As website designers, we know that SEO is a necessity. At Uncle Jake Media, we make sure that all our websites are SEO-friendly on the backend, though it’s important to remember to write content on the front end with SEO in mind as well. To help you maintain a search-friendly website, here are just a few elements to include in your blog posts.
The <h1> Title
The title is usually the first thing your readers and the computer will see. It’s marked with a <h1> tag on the backend, so search engines will give this line of text the highest amount of importance in the whole post. Make sure to include your focus keyword within the title – the word or phrase that concisely tells readers what the post will be about. The search engine will evaluate your site’s credibility by making sure the rest of the post contains content relating to that title and focus keyword.
The URL of your blog post is also important. Usually these are self-generated, but make sure that they also contain the keywords used in the title of the post.
Not only are images visually-stimulating for the reader and can catch one’s attention, but they can also be used for SEO purposes. When you include an image in your blog post, add alternative text – “alt text”. Although humans won’t be able to see this text, search engines can read it and verify that the image is related to the content of the blog. This consistency will assure the search engine that your content is relevant and merits being ranked high on the results page when someone searches that very same topic.
Sub-headings are another element that are both reader- and SEO-friendly. Sub-headings inform your viewers about the subtopics within the post and can make it easier for them to read. They are also an opportunity to show the search engine that you are staying on topic according to the title that you have given the post. Sub-headings should be marked with a <h2> tag on the backend, which tells the computer that these are important lines of text – though slightly less important than the <h1> tag.

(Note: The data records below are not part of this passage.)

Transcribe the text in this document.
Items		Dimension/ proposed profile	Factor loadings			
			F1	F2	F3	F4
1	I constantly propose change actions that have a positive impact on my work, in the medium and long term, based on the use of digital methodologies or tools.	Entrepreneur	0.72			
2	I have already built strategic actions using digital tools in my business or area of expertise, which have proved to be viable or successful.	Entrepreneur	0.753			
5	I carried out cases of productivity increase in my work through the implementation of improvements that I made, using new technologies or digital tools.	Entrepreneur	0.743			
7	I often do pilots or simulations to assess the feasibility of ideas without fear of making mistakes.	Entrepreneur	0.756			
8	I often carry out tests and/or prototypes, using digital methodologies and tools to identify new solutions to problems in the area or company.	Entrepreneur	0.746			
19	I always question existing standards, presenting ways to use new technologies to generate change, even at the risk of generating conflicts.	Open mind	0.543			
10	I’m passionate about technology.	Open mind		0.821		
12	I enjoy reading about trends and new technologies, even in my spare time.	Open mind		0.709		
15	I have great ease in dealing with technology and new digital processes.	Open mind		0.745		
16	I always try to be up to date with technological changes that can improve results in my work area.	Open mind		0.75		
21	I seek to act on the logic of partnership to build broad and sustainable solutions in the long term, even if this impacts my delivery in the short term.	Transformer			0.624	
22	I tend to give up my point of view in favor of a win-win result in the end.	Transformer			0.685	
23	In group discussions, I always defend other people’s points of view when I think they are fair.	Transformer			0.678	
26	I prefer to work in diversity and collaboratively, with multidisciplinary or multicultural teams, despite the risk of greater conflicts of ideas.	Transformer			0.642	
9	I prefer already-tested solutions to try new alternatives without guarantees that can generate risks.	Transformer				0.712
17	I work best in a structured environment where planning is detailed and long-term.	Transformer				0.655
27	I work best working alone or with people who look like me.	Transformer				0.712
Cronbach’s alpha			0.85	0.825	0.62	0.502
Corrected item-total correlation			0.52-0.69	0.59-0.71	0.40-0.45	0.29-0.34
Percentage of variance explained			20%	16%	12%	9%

The text marked with <h2> tags is another opportunity to use keywords verifying the post’s relevance to the topic at hand.
The Letter F
Different studies have used heat maps to analyze how people tend to read website copy. The results of that analysis show an F formation. Readers will stay fairly attentive during the first two paragraphs, but after that, their attention begins to stray, and they will only scan down the rest of the page – if at all.
The bounce rate is the rate at which readers leave the page, and search engines take this number into account during their evaluation of your post. If they bounce early, the search engine knows the content wasn’t very interesting or relevant. The longer they stay to read your content, the lower the bounce rate and the better your SEO ranking. With this in mind, write your blog content thinking about the F formation– leveraging sub-headings and making sure the majority of the important information and keywords are at the beginning of the article.